Et les pays européens ?
Entre les Etats-Unis et la Russie, pas question de rester les bras croisés. En Europe, les enjeux de la conquête spatiale sont rapidement compris. Les différents pays sont envieux de cette évolution technologique et de cette reconnaissance idéologique. L’Allemagne est d’autant plus frustrée que les premières fusées sont construites à partir des missiles V2, des missiles conçus sous l’Allemagne Nazie à l’origine prévue pour attaquer des populations. Cependant, l’Europe a d’autres préoccupations à la sortie de la Seconde Guerre mondiale. Si l’URSS et les Etats-Unis n’ont pas grand-chose à faire, le Vieux Continent est littéralement le premier champ de bataille. Tous les états doivent garder les pieds sur Terre et reconstruire leurs pays avant d’espérer atteindre les étoiles.
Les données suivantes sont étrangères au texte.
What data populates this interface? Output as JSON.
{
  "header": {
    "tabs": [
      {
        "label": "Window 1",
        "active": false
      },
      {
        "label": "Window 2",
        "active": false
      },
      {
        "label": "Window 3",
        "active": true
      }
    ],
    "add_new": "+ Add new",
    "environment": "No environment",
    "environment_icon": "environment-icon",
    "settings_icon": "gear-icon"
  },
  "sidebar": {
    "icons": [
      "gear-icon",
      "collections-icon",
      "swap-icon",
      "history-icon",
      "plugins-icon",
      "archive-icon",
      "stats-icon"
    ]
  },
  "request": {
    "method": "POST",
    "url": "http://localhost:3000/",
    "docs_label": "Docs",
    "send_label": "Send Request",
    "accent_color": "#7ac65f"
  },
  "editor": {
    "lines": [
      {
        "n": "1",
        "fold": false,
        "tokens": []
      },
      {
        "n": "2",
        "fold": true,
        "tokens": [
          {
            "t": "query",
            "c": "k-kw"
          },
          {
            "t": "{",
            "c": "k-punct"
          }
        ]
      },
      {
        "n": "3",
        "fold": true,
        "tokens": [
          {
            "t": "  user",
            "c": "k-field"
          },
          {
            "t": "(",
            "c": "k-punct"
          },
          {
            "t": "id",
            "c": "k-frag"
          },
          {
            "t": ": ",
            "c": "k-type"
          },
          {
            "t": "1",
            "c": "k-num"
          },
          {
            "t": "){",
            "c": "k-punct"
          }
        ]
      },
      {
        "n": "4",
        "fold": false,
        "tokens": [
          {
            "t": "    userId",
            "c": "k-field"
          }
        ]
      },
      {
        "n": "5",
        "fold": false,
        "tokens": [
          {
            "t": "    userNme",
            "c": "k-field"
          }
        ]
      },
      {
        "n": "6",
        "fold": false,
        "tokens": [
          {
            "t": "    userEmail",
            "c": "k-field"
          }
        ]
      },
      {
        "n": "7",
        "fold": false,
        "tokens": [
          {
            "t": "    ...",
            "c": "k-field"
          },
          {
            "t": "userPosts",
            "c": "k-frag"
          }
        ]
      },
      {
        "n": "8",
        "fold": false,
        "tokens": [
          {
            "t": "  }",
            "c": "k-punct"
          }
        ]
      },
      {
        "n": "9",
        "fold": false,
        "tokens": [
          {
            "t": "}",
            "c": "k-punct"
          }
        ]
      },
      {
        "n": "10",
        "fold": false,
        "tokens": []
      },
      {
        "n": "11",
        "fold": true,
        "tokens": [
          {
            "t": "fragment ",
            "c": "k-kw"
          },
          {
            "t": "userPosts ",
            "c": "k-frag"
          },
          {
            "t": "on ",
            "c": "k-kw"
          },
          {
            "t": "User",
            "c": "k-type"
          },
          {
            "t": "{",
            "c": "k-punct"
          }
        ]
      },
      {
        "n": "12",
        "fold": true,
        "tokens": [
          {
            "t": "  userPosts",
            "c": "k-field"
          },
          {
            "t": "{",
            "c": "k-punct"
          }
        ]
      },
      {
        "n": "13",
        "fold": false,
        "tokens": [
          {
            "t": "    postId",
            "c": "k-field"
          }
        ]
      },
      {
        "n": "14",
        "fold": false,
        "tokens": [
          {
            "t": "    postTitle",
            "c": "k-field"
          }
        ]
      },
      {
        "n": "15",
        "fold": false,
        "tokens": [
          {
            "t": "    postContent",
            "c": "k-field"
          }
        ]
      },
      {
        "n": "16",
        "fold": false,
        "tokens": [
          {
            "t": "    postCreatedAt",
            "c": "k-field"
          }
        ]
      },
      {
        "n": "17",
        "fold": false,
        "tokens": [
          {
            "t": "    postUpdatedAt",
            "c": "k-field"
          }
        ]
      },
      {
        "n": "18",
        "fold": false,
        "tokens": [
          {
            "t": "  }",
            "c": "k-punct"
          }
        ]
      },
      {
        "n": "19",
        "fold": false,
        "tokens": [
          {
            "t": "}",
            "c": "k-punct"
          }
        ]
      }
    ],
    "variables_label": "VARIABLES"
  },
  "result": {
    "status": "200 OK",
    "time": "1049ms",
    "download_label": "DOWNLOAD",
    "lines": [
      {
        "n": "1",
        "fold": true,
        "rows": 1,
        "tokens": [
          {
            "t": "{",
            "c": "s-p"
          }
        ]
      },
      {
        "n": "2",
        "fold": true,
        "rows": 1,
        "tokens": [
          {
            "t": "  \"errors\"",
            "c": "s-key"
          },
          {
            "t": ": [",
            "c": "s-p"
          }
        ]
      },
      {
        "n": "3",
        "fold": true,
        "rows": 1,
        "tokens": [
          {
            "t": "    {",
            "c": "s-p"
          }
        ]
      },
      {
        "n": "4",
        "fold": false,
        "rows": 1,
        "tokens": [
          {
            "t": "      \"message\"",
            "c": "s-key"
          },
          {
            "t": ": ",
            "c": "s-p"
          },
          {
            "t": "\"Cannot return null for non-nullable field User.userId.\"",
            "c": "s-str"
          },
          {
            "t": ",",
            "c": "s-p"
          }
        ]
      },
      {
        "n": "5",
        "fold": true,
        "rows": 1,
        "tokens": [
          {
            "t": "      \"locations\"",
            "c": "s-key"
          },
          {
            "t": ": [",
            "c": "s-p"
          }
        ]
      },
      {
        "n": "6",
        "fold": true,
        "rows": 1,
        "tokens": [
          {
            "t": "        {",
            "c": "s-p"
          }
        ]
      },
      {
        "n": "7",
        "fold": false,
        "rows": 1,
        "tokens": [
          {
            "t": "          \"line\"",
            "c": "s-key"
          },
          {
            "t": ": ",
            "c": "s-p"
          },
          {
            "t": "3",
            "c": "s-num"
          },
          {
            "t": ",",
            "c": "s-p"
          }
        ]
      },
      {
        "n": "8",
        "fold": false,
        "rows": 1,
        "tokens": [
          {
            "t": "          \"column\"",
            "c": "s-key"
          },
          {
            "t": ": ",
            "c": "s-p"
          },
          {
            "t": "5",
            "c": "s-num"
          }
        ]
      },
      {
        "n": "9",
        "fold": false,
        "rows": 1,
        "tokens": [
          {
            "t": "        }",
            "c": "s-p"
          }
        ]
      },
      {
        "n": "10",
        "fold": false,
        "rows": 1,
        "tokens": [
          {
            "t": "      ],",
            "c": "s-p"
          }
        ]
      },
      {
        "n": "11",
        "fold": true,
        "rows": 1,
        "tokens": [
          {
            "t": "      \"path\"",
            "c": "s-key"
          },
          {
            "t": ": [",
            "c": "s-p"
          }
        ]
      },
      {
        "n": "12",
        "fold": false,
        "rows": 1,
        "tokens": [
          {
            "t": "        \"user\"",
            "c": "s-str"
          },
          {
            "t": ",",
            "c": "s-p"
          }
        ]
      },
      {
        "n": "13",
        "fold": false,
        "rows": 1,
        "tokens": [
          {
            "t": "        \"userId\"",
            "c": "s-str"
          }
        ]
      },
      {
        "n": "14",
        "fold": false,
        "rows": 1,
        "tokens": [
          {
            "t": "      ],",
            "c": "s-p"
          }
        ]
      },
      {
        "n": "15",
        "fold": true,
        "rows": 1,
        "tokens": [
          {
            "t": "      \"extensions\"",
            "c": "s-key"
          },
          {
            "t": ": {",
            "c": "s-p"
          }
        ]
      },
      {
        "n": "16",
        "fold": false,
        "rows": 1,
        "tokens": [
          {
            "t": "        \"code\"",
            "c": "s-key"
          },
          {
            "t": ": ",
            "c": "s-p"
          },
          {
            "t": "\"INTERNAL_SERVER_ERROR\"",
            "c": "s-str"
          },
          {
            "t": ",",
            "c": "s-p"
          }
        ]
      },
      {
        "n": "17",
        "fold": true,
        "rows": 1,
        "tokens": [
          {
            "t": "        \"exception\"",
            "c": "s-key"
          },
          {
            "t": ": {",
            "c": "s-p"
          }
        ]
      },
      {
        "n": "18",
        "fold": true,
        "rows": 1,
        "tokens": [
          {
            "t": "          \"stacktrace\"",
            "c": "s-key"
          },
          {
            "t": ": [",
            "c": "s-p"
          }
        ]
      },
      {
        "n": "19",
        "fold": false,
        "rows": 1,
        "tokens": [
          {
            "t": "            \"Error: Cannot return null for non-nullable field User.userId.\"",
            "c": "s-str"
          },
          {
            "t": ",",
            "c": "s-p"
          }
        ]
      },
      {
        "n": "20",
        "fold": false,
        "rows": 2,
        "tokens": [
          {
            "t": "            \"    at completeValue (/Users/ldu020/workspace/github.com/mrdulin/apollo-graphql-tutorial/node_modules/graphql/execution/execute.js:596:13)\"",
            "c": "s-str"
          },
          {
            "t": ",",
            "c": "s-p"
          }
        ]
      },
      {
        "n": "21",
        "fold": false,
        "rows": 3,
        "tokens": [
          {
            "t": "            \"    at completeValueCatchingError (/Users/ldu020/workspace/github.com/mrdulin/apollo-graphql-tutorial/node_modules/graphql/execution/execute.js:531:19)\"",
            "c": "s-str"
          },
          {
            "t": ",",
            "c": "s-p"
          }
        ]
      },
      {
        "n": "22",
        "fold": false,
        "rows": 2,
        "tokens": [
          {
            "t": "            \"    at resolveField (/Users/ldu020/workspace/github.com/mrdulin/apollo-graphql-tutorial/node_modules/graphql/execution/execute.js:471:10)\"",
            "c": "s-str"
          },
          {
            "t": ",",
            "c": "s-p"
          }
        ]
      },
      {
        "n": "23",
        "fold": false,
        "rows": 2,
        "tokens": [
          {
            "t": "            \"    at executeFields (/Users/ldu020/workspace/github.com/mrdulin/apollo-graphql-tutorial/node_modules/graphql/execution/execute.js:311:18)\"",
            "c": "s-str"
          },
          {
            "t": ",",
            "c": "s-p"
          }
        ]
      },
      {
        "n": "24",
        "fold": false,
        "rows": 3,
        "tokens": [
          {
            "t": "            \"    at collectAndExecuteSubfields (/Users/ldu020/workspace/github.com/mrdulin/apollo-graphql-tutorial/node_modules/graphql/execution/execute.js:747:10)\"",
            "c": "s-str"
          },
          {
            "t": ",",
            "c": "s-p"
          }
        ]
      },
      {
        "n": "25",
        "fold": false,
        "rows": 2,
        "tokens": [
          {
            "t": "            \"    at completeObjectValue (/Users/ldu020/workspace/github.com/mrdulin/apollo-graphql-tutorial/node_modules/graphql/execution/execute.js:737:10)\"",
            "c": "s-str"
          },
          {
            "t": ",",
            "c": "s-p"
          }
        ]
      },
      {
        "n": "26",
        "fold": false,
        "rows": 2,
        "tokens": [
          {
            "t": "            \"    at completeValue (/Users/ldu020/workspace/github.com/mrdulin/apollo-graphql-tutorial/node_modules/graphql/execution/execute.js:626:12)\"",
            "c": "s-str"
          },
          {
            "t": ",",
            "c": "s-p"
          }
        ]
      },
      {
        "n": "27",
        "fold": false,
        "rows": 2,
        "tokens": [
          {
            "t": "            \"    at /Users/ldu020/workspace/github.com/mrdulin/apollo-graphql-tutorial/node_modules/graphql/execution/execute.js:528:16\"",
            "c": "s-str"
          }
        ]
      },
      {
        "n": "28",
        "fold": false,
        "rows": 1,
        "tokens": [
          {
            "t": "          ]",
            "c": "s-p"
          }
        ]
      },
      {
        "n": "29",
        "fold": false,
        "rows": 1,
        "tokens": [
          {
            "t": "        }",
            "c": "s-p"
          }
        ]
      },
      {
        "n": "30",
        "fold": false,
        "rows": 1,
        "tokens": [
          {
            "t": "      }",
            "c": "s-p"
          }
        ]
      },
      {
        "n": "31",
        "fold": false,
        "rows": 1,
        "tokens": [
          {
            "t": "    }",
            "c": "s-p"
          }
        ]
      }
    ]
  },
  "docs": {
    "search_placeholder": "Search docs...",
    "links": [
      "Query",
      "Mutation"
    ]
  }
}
Autrement dit, l’Europe prend du retard, mais n’abandonne en aucun cas l’idée d’une politique spatiale. Au départ, ce n’est pas l’Europe, mais les états individuellement qui se développent dans cette nouvelle discipline. Et le premier, c’est la France. Le général De Gaulle ne perd pas de temps sur la question. Le 7 janvier 1959, il fonde le Comité des recherches spatiales, créant par la même occasion la première politique spatiale française. Ce comité a pour but de comprendre et d’expliquer au gouvernement français ce dont il est capable pour élaborer un programme spatial. Le CRS établit des rapports qui aboutiront à la création d’une véritable institution le 19 décembre 1961 : le Centre National d’Etudes Spatiales (CNES). L’ambition de la France vis-à-vis de l’espace est élevée. De Gaulle veut rapidement qu’elle soit considérée comme une puissance spatiale, au même titre que l’URSS et les Etats-Unis. Pour cela, il faut un fait d’armes. Il arrivera quatre ans plus tard, le 26 novembre 1965. Depuis le Centre interarmées d’essais d’engins spéciaux d’Hammaguir en Algérie, la fusée Diamant A décolle et place en orbite Astérix, le premier satellite français, 200 kilomètres au-dessus de la terre.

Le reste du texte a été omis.